• Lettre ouverte à Pierre Laurent, Eric Coquerel et Clémentine Autain

    Lettre ouverte

    à Pierre Laurent, Eric Coquerel

    et Clémentine Autain

    Par Jacques Bidet

     


     
    Cher/e/s camarades,
     
    J’ai pris connaissance avec un vif plaisir, mêlé d’un peu d’étonnement, de la déclaration d’Eric Coquerel dans le Politis du 23 janvier dernier, en réponse à la question, également posée à Pierre Laurent, Clémentine Autain et Pierre Larroutourou,

    « Quelle forme d’organisation préconisez-vous ? ».

     


    Sa réponse, vous le savez, fut la suivante :
    « Plutôt un mouvement, même si, en mon for intérieur, je ne vois pas trop ce qui sépare un mouvement du type Podemos d’un parti.
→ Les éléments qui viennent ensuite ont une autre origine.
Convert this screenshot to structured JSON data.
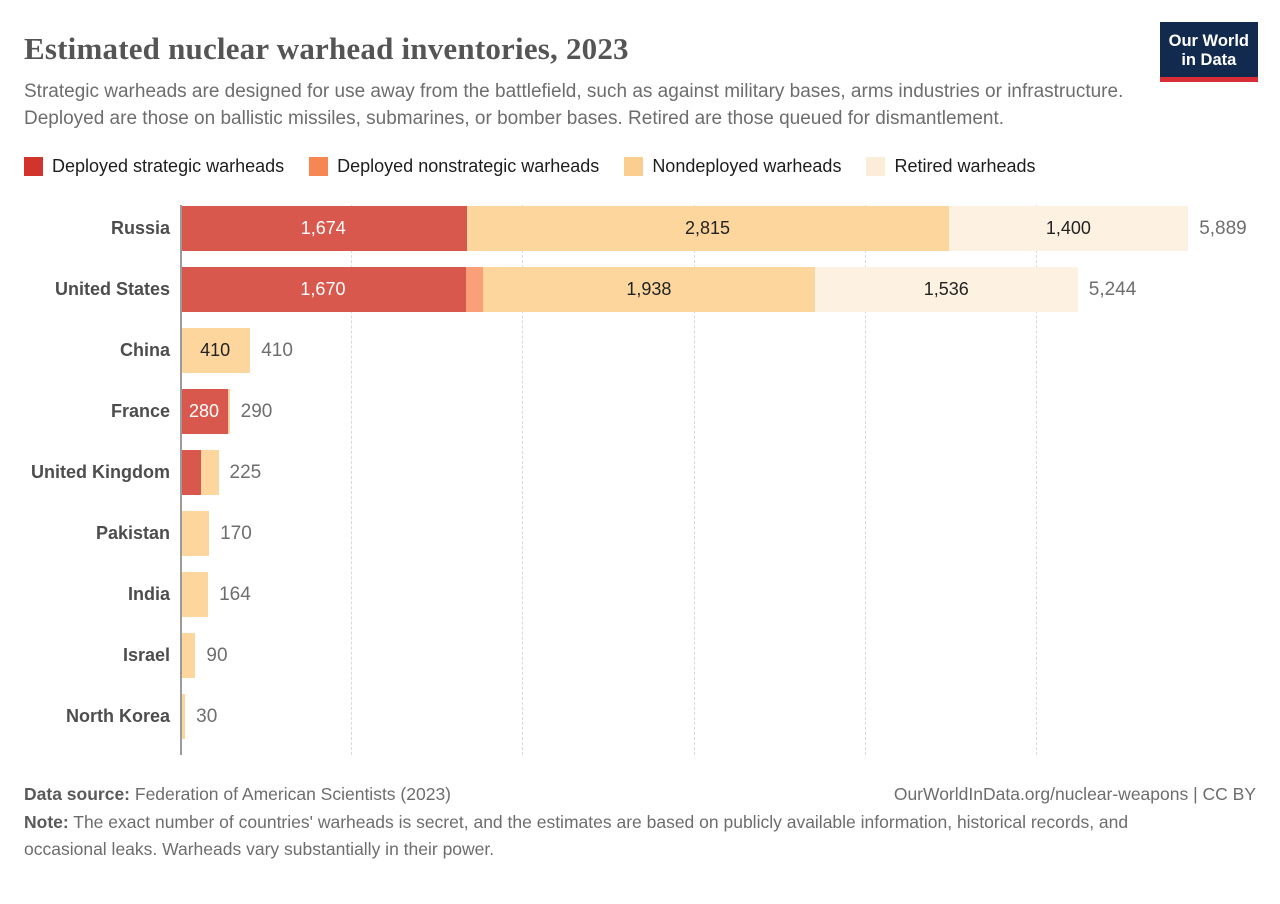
{
  "header": {
    "title": "Estimated nuclear warhead inventories, 2023",
    "subtitle": "Strategic warheads are designed for use away from the battlefield, such as against military bases, arms industries or infrastructure. Deployed are those on ballistic missiles, submarines, or bomber bases. Retired are those queued for dismantlement.",
    "logo": {
      "line1": "Our World",
      "line2": "in Data",
      "bg_color": "#122a4e",
      "accent_color": "#d92d35"
    }
  },
  "legend": [
    {
      "label": "Deployed strategic warheads",
      "swatch_color": "#d0342b"
    },
    {
      "label": "Deployed nonstrategic warheads",
      "swatch_color": "#f68752"
    },
    {
      "label": "Nondeployed warheads",
      "swatch_color": "#fbce90"
    },
    {
      "label": "Retired warheads",
      "swatch_color": "#fcedd8"
    }
  ],
  "chart_data": {
    "type": "bar",
    "orientation": "horizontal",
    "stacked": true,
    "title": "Estimated nuclear warhead inventories, 2023",
    "xlabel": "",
    "ylabel": "",
    "xlim": [
      0,
      6000
    ],
    "gridlines": [
      1000,
      2000,
      3000,
      4000,
      5000
    ],
    "grid": "dashed",
    "legend_position": "top",
    "series_names": [
      "Deployed strategic warheads",
      "Deployed nonstrategic warheads",
      "Nondeployed warheads",
      "Retired warheads"
    ],
    "series_bar_colors": [
      "#d9584d",
      "#f9a078",
      "#fcd69c",
      "#fdf2e1"
    ],
    "inside_label_color_on_red": "#ffffff",
    "inside_label_color_on_light": "#232323",
    "rows": [
      {
        "country": "Russia",
        "values": [
          1674,
          0,
          2815,
          1400
        ],
        "labels": [
          "1,674",
          null,
          "2,815",
          "1,400"
        ],
        "total": 5889,
        "total_label": "5,889"
      },
      {
        "country": "United States",
        "values": [
          1670,
          100,
          1938,
          1536
        ],
        "labels": [
          "1,670",
          null,
          "1,938",
          "1,536"
        ],
        "total": 5244,
        "total_label": "5,244"
      },
      {
        "country": "China",
        "values": [
          0,
          0,
          410,
          0
        ],
        "labels": [
          null,
          null,
          "410",
          null
        ],
        "total": 410,
        "total_label": "410"
      },
      {
        "country": "France",
        "values": [
          280,
          0,
          10,
          0
        ],
        "labels": [
          "280",
          null,
          null,
          null
        ],
        "total": 290,
        "total_label": "290"
      },
      {
        "country": "United Kingdom",
        "values": [
          120,
          0,
          105,
          0
        ],
        "labels": [
          null,
          null,
          null,
          null
        ],
        "total": 225,
        "total_label": "225"
      },
      {
        "country": "Pakistan",
        "values": [
          0,
          0,
          170,
          0
        ],
        "labels": [
          null,
          null,
          null,
          null
        ],
        "total": 170,
        "total_label": "170"
      },
      {
        "country": "India",
        "values": [
          0,
          0,
          164,
          0
        ],
        "labels": [
          null,
          null,
          null,
          null
        ],
        "total": 164,
        "total_label": "164"
      },
      {
        "country": "Israel",
        "values": [
          0,
          0,
          90,
          0
        ],
        "labels": [
          null,
          null,
          null,
          null
        ],
        "total": 90,
        "total_label": "90"
      },
      {
        "country": "North Korea",
        "values": [
          0,
          0,
          30,
          0
        ],
        "labels": [
          null,
          null,
          null,
          null
        ],
        "total": 30,
        "total_label": "30"
      }
    ]
  },
  "footer": {
    "datasource_label": "Data source:",
    "datasource_value": " Federation of American Scientists (2023)",
    "citation": "OurWorldInData.org/nuclear-weapons | CC BY",
    "note_label": "Note:",
    "note_value": " The exact number of countries' warheads is secret, and the estimates are based on publicly available information, historical records, and occasional leaks. Warheads vary substantially in their power."
  }
}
    Ce qui suppose d’accepter qu’il y ait des structures de base homogènes dans lesquelles toute personne compte pour une voix sans qu’on donne supériorité à son appartenance partisane.

    Faire en sorte que ces structures puissent décider de ce que fera le mouvement.

    Enfin prendre en considération qu’il existe aujourd’hui une nouvelle forme de communication à travers les réseaux sociaux et renouveler les formes de décision et d’implication citoyenne dans les mouvements.

    Cela, la campagne présidentielle peut l’engager à traversdes comités de campagne citoyens dont la première fonction serait de décider du programme pour la présidentielle et les législatives, ainsi que les candidats aux législatives.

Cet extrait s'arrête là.